Are we sharing the same understanding of ‘death?’ If not, ahoy Tower of Babel! So let’s agree.

Death, what is it?

An ending?
A transition?
An idea?

An ending which is also a beginning? - freedom from the known.

Isn’t all psychological thought a form of death? That is, any thought of mine about you or any thought of yours about me - these thoughts may change, the images may modify themselves, but the thought and the image is never alive. The thought and the image is a dead representation of a moving, changing phenomenon. Thought is a movement from one dead thing to another. Because it is moving, it has the appearance of being something alive while yet dead. When this movement stops, which is the ending of thought, then living and dying are not separate from one another. Therefore, any relationship that negates thought is already outside the field of death. But there is another field altogether where living and dying run together.

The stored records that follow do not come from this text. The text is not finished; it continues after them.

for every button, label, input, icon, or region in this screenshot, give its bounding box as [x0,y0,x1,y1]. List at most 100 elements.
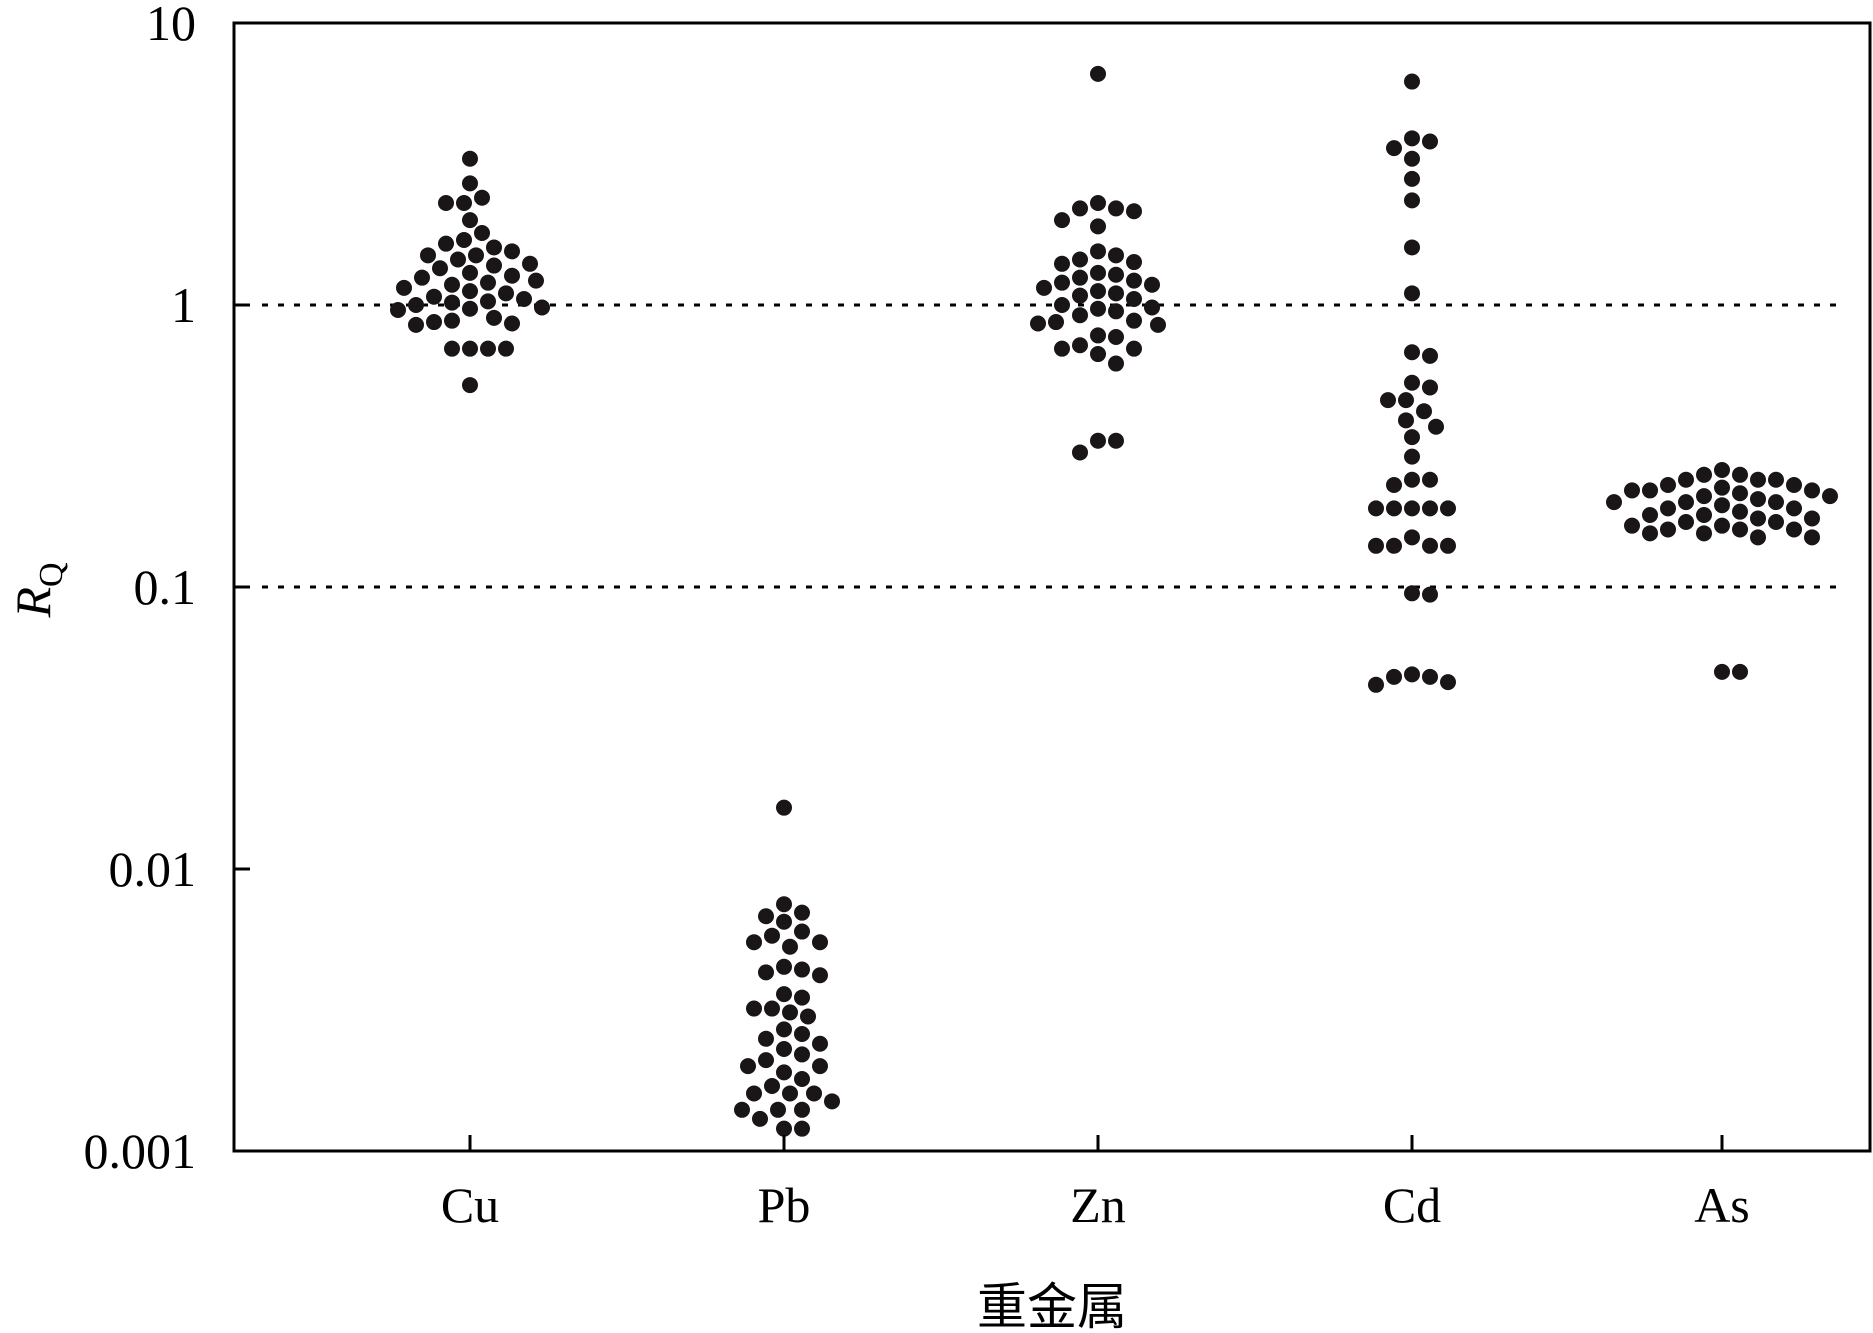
data-point-zn [1108,355,1124,372]
data-point-as [1732,466,1748,483]
data-point-cd [1440,674,1456,691]
data-point-zn [1054,297,1070,313]
data-point-as [1786,521,1802,538]
data-point-as [1642,525,1658,542]
data-point-zn [1108,285,1124,302]
data-point-cu [438,194,454,211]
data-point-cd [1368,676,1384,693]
data-point-cu [462,340,478,357]
data-point-cd [1368,537,1384,554]
data-point-pb [776,913,792,930]
data-point-cu [462,377,478,394]
data-point-cu [504,243,520,260]
data-point-zn [1054,255,1070,272]
data-point-as [1732,485,1748,502]
data-point-zn [1144,299,1160,316]
y-axis-title: RQ [5,562,70,618]
data-point-as [1660,500,1676,517]
data-point-cd [1404,448,1420,465]
data-point-as [1732,503,1748,520]
data-point-as [1714,479,1730,496]
data-point-pb [758,908,774,925]
data-point-cu [444,340,460,357]
data-point-as [1786,500,1802,517]
data-point-cd [1404,344,1420,361]
data-point-cd [1416,403,1432,420]
data-point-cu [420,247,436,264]
data-point-cd [1386,140,1402,157]
data-point-zn [1108,266,1124,283]
data-point-pb [770,1101,786,1118]
data-point-cu [456,194,472,211]
data-point-pb [776,799,792,816]
data-point-as [1768,494,1784,511]
data-point-cu [468,247,484,264]
data-point-cd [1422,347,1438,364]
data-point-cd [1422,500,1438,517]
data-point-zn [1108,200,1124,217]
data-point-pb [806,1085,822,1102]
data-point-cd [1404,374,1420,391]
data-point-pb [764,927,780,944]
data-point-pb [764,1078,780,1095]
data-point-cd [1440,500,1456,517]
y-axis-title-main: R [5,587,61,619]
data-point-cd [1386,500,1402,517]
data-point-cd [1404,471,1420,488]
data-point-cd [1404,529,1420,546]
data-point-pb [782,938,798,955]
data-point-cd [1428,418,1444,435]
data-point-zn [1144,276,1160,293]
data-point-cu [516,291,532,308]
data-point-cu [444,294,460,311]
data-point-cd [1386,476,1402,493]
data-point-as [1642,507,1658,524]
data-point-pb [776,1120,792,1137]
data-point-cd [1404,666,1420,683]
data-point-as [1624,482,1640,499]
data-point-cu [480,293,496,310]
data-point-zn [1108,303,1124,320]
data-point-pb [794,1046,810,1063]
data-point-cd [1422,133,1438,150]
data-point-cu [462,283,478,300]
data-point-zn [1072,337,1088,354]
data-point-pb [794,923,810,940]
data-point-cd [1404,73,1420,90]
data-point-as [1624,517,1640,534]
data-point-zn [1054,340,1070,357]
data-point-cu [432,260,448,277]
data-point-zn [1090,346,1106,363]
data-point-cu [498,340,514,357]
data-point-pb [776,1021,792,1038]
data-point-cu [474,189,490,206]
data-point-cu [462,300,478,317]
data-point-zn [1048,314,1064,331]
data-point-as [1714,663,1730,680]
data-point-zn [1090,194,1106,211]
data-point-zn [1108,247,1124,264]
data-point-cu [504,267,520,284]
data-point-as [1660,521,1676,538]
data-point-as [1750,471,1766,488]
data-point-zn [1126,272,1142,289]
data-point-pb [758,1030,774,1047]
y-axis: 10 1 0.1 0.01 0.001 [84,0,250,1179]
data-point-cu [426,314,442,331]
x-tick-label-pb: Pb [758,1177,811,1233]
reference-lines [262,303,1838,589]
data-point-zn [1072,269,1088,286]
data-point-cd [1440,537,1456,554]
data-point-cu [462,212,478,229]
data-point-zn [1072,251,1088,268]
data-point-as [1750,529,1766,546]
data-point-as [1786,476,1802,493]
data-point-zn [1126,340,1142,357]
data-point-pb [794,904,810,921]
data-point-as [1696,507,1712,524]
data-point-pb [812,934,828,951]
data-point-cu [414,269,430,286]
data-point-as [1804,529,1820,546]
data-point-zn [1090,218,1106,235]
data-point-as [1678,514,1694,531]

As I see things: Thoughts and images are alive, it’s what they represent that are not. When I remember the 22 year old Rick who had just moved to Heidelberg, the memories-feelings that arise are alive, filled with energy and movement, while the 22 year old Rick is long gone. So the issue is not that the images are dead, rather the actuality they represent is, and the brain is all too easily fooled into believing that the images are the actuality.

Thought is a movement from one dead thing to another.

Now this sounds right to me, the things thought recalls are dead und gone.

Because it is moving, it has the appearance of being something alive while yet dead.

This is where our understandings part: For me thought is very alive. Or at least it can be.

What might begin with death?

A vacation for the mind… Freedom.

Are you thinking of physical death, psychological death, both, neither?

Yet thought has no direct contact with actuality. Therefore, is it living? There is a difference between being alive and living, just as there is a difference between being dead and dying. One cannot be alive and dead at the same time; whereas living and dying cannot exist one without the other. Although thought may feel alive, it is only being resurrected with the aid of memory. What happens when thought and memory stay dead by remaining completely quiet and inactive? What happens then in our relationship with each other?